Q1: Why is “authorised access works” not enough to prove privacy?
Because privacy lives in the refusals. A valid login is a key to the building, not permission to open every file. You must test that a user cannot reach a record they have no legitimate reason or relationship to see — the Manaaki Health failure — and that the wrong access is prevented, not just that the right access is allowed.
Q2: Which two NZ instruments govern health information, and which is more directly relevant?
The Privacy Act 2020 is the general law for personal information; the Health Information Privacy Code 2020 is the health-specific layer that tailors those principles into rules for agencies handling health information. For a tester the Code is more directly relevant, because it speaks specifically to health records, access, and correction.
Q3: Why must an audit log capture views and not only edits?
Because a view can be the breach — the curious receptionist who only looked at a record committed a privacy breach without changing anything. The log must record every view, edit, and disclosure with who, which patient, what, and when, so that “who looked at me” returns a complete, trustworthy answer.

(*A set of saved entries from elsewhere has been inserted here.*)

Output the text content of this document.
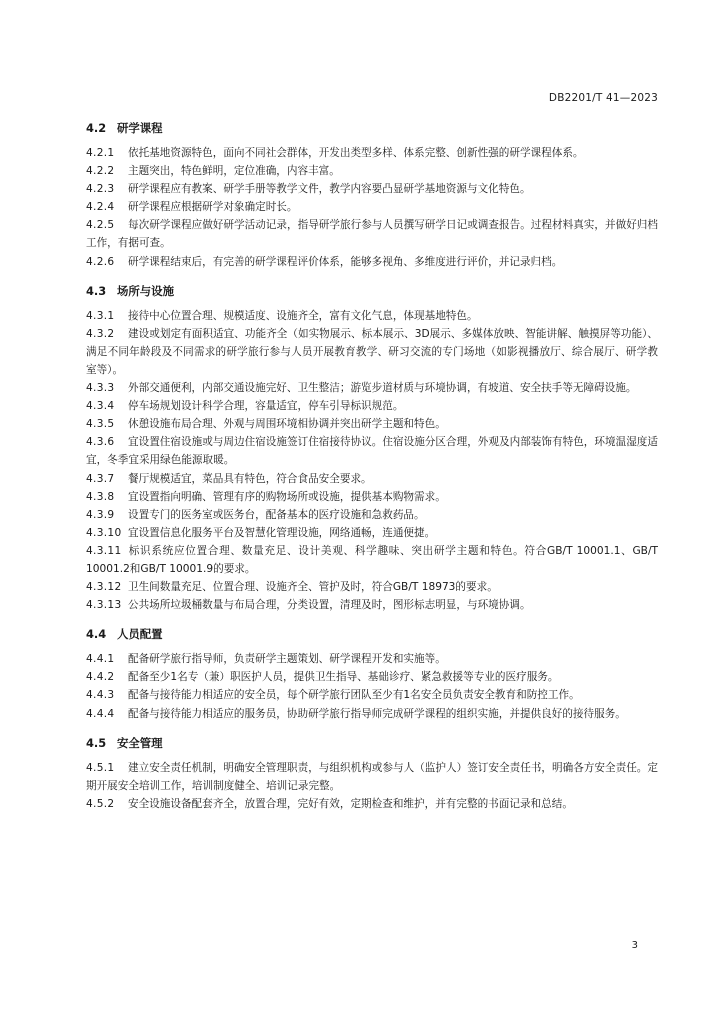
DB2201/T 41—2023
4.2 研学课程
4.2.1 依托基地资源特色，面向不同社会群体，开发出类型多样、体系完整、创新性强的研学课程体系。
4.2.2 主题突出，特色鲜明，定位准确，内容丰富。
4.2.3 研学课程应有教案、研学手册等教学文件，教学内容要凸显研学基地资源与文化特色。
4.2.4 研学课程应根据研学对象确定时长。
4.2.5 每次研学课程应做好研学活动记录，指导研学旅行参与人员撰写研学日记或调查报告。过程材料真实，并做好归档工作，有据可查。
4.2.6 研学课程结束后，有完善的研学课程评价体系，能够多视角、多维度进行评价，并记录归档。
4.3 场所与设施
4.3.1 接待中心位置合理、规模适度、设施齐全，富有文化气息，体现基地特色。
4.3.2 建设或划定有面积适宜、功能齐全（如实物展示、标本展示、3D展示、多媒体放映、智能讲解、触摸屏等功能）、满足不同年龄段及不同需求的研学旅行参与人员开展教育教学、研习交流的专门场地（如影视播放厅、综合展厅、研学教室等）。
4.3.3 外部交通便利，内部交通设施完好、卫生整洁；游览步道材质与环境协调，有坡道、安全扶手等无障碍设施。
4.3.4 停车场规划设计科学合理，容量适宜，停车引导标识规范。
4.3.5 休憩设施布局合理、外观与周围环境相协调并突出研学主题和特色。
4.3.6 宜设置住宿设施或与周边住宿设施签订住宿接待协议。住宿设施分区合理，外观及内部装饰有特色，环境温湿度适宜，冬季宜采用绿色能源取暖。
4.3.7 餐厅规模适宜，菜品具有特色，符合食品安全要求。
4.3.8 宜设置指向明确、管理有序的购物场所或设施，提供基本购物需求。
4.3.9 设置专门的医务室或医务台，配备基本的医疗设施和急救药品。
4.3.10 宜设置信息化服务平台及智慧化管理设施，网络通畅，连通便捷。
4.3.11 标识系统应位置合理、数量充足、设计美观、科学趣味、突出研学主题和特色。符合GB/T 10001.1、GB/T 10001.2和GB/T 10001.9的要求。
4.3.12 卫生间数量充足、位置合理、设施齐全、管护及时，符合GB/T 18973的要求。
4.3.13 公共场所垃圾桶数量与布局合理，分类设置，清理及时，图形标志明显，与环境协调。
4.4 人员配置
4.4.1 配备研学旅行指导师，负责研学主题策划、研学课程开发和实施等。
4.4.2 配备至少1名专（兼）职医护人员，提供卫生指导、基础诊疗、紧急救援等专业的医疗服务。
4.4.3 配备与接待能力相适应的安全员，每个研学旅行团队至少有1名安全员负责安全教育和防控工作。
4.4.4 配备与接待能力相适应的服务员，协助研学旅行指导师完成研学课程的组织实施，并提供良好的接待服务。
4.5 安全管理
4.5.1 建立安全责任机制，明确安全管理职责，与组织机构或参与人（监护人）签订安全责任书，明确各方安全责任。定期开展安全培训工作，培训制度健全、培训记录完整。
4.5.2 安全设施设备配套齐全，放置合理，完好有效，定期检查和维护，并有完整的书面记录和总结。
3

Q4: What is the strongest way to test consent enforcement?
The negative test. Anyone can show an allowed use proceeds; the privacy value is proving a disallowed use is actually blocked — that withdrawing consent stops the flow going forward, and that data collected for care cannot reach a purpose it was never consented for. Test the refusal, not just the permission.
Q5: Why is blanking obvious fields not enough for de-identification?

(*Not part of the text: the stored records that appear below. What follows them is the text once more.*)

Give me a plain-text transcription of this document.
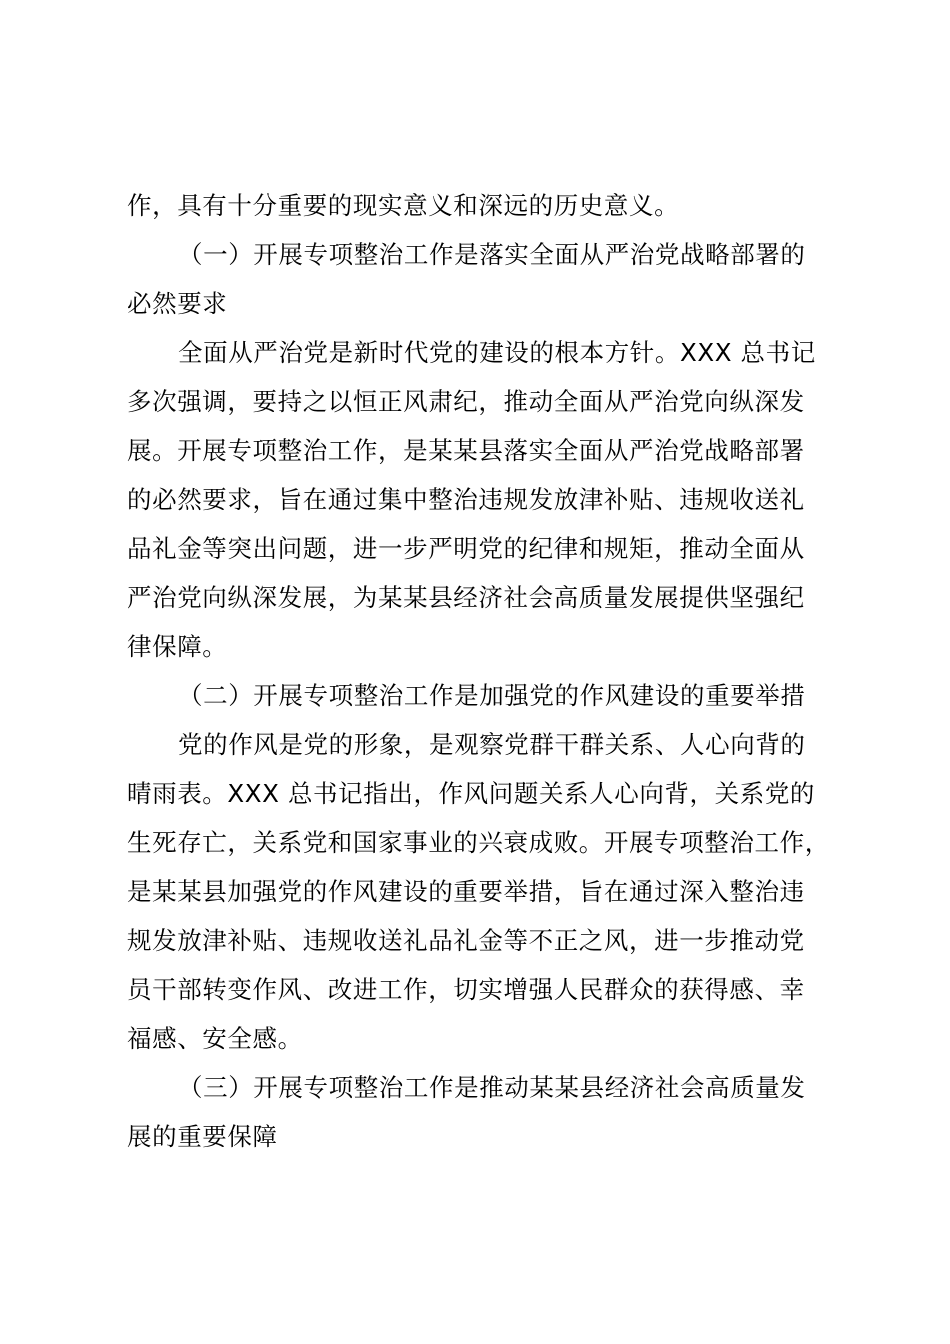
作，具有十分重要的现实意义和深远的历史意义。
（一）开展专项整治工作是落实全面从严治党战略部署的
必然要求
全面从严治党是新时代党的建设的根本方针。XXX 总书记
多次强调，要持之以恒正风肃纪，推动全面从严治党向纵深发
展。开展专项整治工作，是某某县落实全面从严治党战略部署
的必然要求，旨在通过集中整治违规发放津补贴、违规收送礼
品礼金等突出问题，进一步严明党的纪律和规矩，推动全面从
严治党向纵深发展，为某某县经济社会高质量发展提供坚强纪
律保障。
（二）开展专项整治工作是加强党的作风建设的重要举措
党的作风是党的形象，是观察党群干群关系、人心向背的
晴雨表。XXX 总书记指出，作风问题关系人心向背，关系党的
生死存亡，关系党和国家事业的兴衰成败。开展专项整治工作，
是某某县加强党的作风建设的重要举措，旨在通过深入整治违
规发放津补贴、违规收送礼品礼金等不正之风，进一步推动党
员干部转变作风、改进工作，切实增强人民群众的获得感、幸
福感、安全感。
（三）开展专项整治工作是推动某某县经济社会高质量发
展的重要保障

Because quasi-identifiers in combination — an exact date of birth, a rare diagnosis, and a small town — can single out a person even with the name removed, and identifiers often hide in free-text notes and attachments. Test adversarially: try to re-identify someone from what remains. If you can, the de-identification has failed.
12 Interview Prep
Real questions asked in NZ QA interviews for health privacy roles. Read the model answers, then practise your own version.

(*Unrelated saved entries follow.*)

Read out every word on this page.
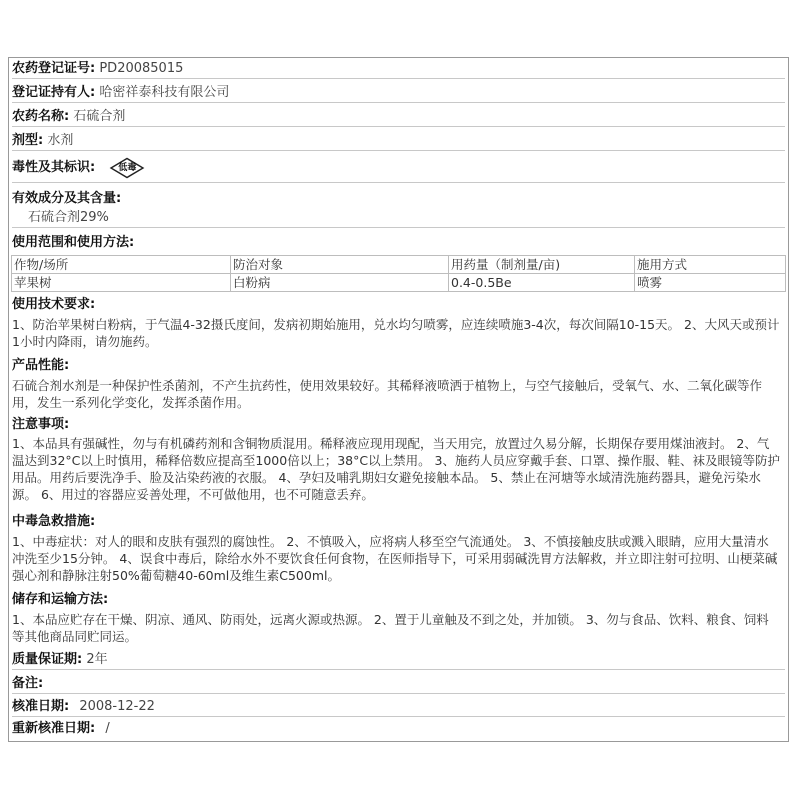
农药登记证号: PD20085015
登记证持有人: 哈密祥泰科技有限公司
农药名称: 石硫合剂
剂型: 水剂
毒性及其标识:	低毒
有效成分及其含量:
石硫合剂29%
使用范围和使用方法:
作物/场所	防治对象	用药量（制剂量/亩)	施用方式
苹果树	白粉病	0.4-0.5Be	喷雾
使用技术要求:
1、防治苹果树白粉病，于气温4-32摄氏度间，发病初期始施用，兑水均匀喷雾，应连续喷施3-4次，每次间隔10-15天。 2、大风天或预计1小时内降雨，请勿施药。
产品性能:
石硫合剂水剂是一种保护性杀菌剂，不产生抗药性，使用效果较好。其稀释液喷洒于植物上，与空气接触后，受氧气、水、二氧化碳等作用，发生一系列化学变化，发挥杀菌作用。
注意事项:
1、本品具有强碱性，勿与有机磷药剂和含铜物质混用。稀释液应现用现配，当天用完，放置过久易分解，长期保存要用煤油液封。 2、气温达到32°C以上时慎用，稀释倍数应提高至1000倍以上；38°C以上禁用。 3、施药人员应穿戴手套、口罩、操作服、鞋、袜及眼镜等防护用品。用药后要洗净手、脸及沾染药液的衣服。 4、孕妇及哺乳期妇女避免接触本品。 5、禁止在河塘等水域清洗施药器具，避免污染水源。 6、用过的容器应妥善处理，不可做他用，也不可随意丢弃。
中毒急救措施:
1、中毒症状：对人的眼和皮肤有强烈的腐蚀性。 2、不慎吸入，应将病人移至空气流通处。 3、不慎接触皮肤或溅入眼睛，应用大量清水冲洗至少15分钟。 4、误食中毒后，除给水外不要饮食任何食物，在医师指导下，可采用弱碱洗胃方法解救，并立即注射可拉明、山梗菜碱强心剂和静脉注射50%葡萄糖40-60ml及维生素C500ml。
储存和运输方法:
1、本品应贮存在干燥、阴凉、通风、防雨处，远离火源或热源。 2、置于儿童触及不到之处，并加锁。 3、勿与食品、饮料、粮食、饲料等其他商品同贮同运。
质量保证期: 2年
备注:
核准日期: 2008-12-22
重新核准日期: /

“How would you test access control on a clinical record system?”
I’d test the refusals as hard as the permissions. A valid login is not blanket access, so for every role — receptionist, nurse, doctor, admin — I check it reaches exactly what it should and is refused what it should not, including a receptionist opening a full clinical record they have no need for. Where access is relationship-based, I confirm a user cannot open a patient they have no care relationship with. I test break-glass requires a recorded reason and is flagged, and I check the record does not leak through search, URLs, or the API — access control that only lives in the UI is not access control. And I pair every access test with an audit assertion, because preventing the wrong access and recording all access are two halves of the same job.
“A patient asks who has viewed their record. How does that shape your testing?”
That question is one of my best audit tests, because the system has to produce a complete, trustworthy answer. I drive testing backward from it: every view, edit, and disclosure must be logged with who, which patient, what action, and when — views especially, because a view can be the breach. I check the log cannot be quietly edited or deleted by the people it might incriminate, that break-glass access stands out for review, and that the audit trail itself is access-controlled, since it is sensitive health-related information too. If the system cannot answer “who looked at me” completely, the audit logging has failed.
“How do you test that data is properly de-identified for research?”
Adversarially — my goal is to re-identify a person, not to confirm the obvious fields were blanked. I check direct identifiers including the NHI are removed everywhere, including free-text notes and attachments, not just structured fields. Then I attack the quasi-identifiers: whether an exact date of birth, a rare diagnosis, and a small locality together single someone out, and whether dates are generalised and small cells suppressed. I also confirm lower and test environments hold only synthetic or properly de-identified data, because copying real patient data into a test environment and calling it de-identified is a classic failure. If I can re-identify someone from what remains, so can someone else, and it has not been de-identified.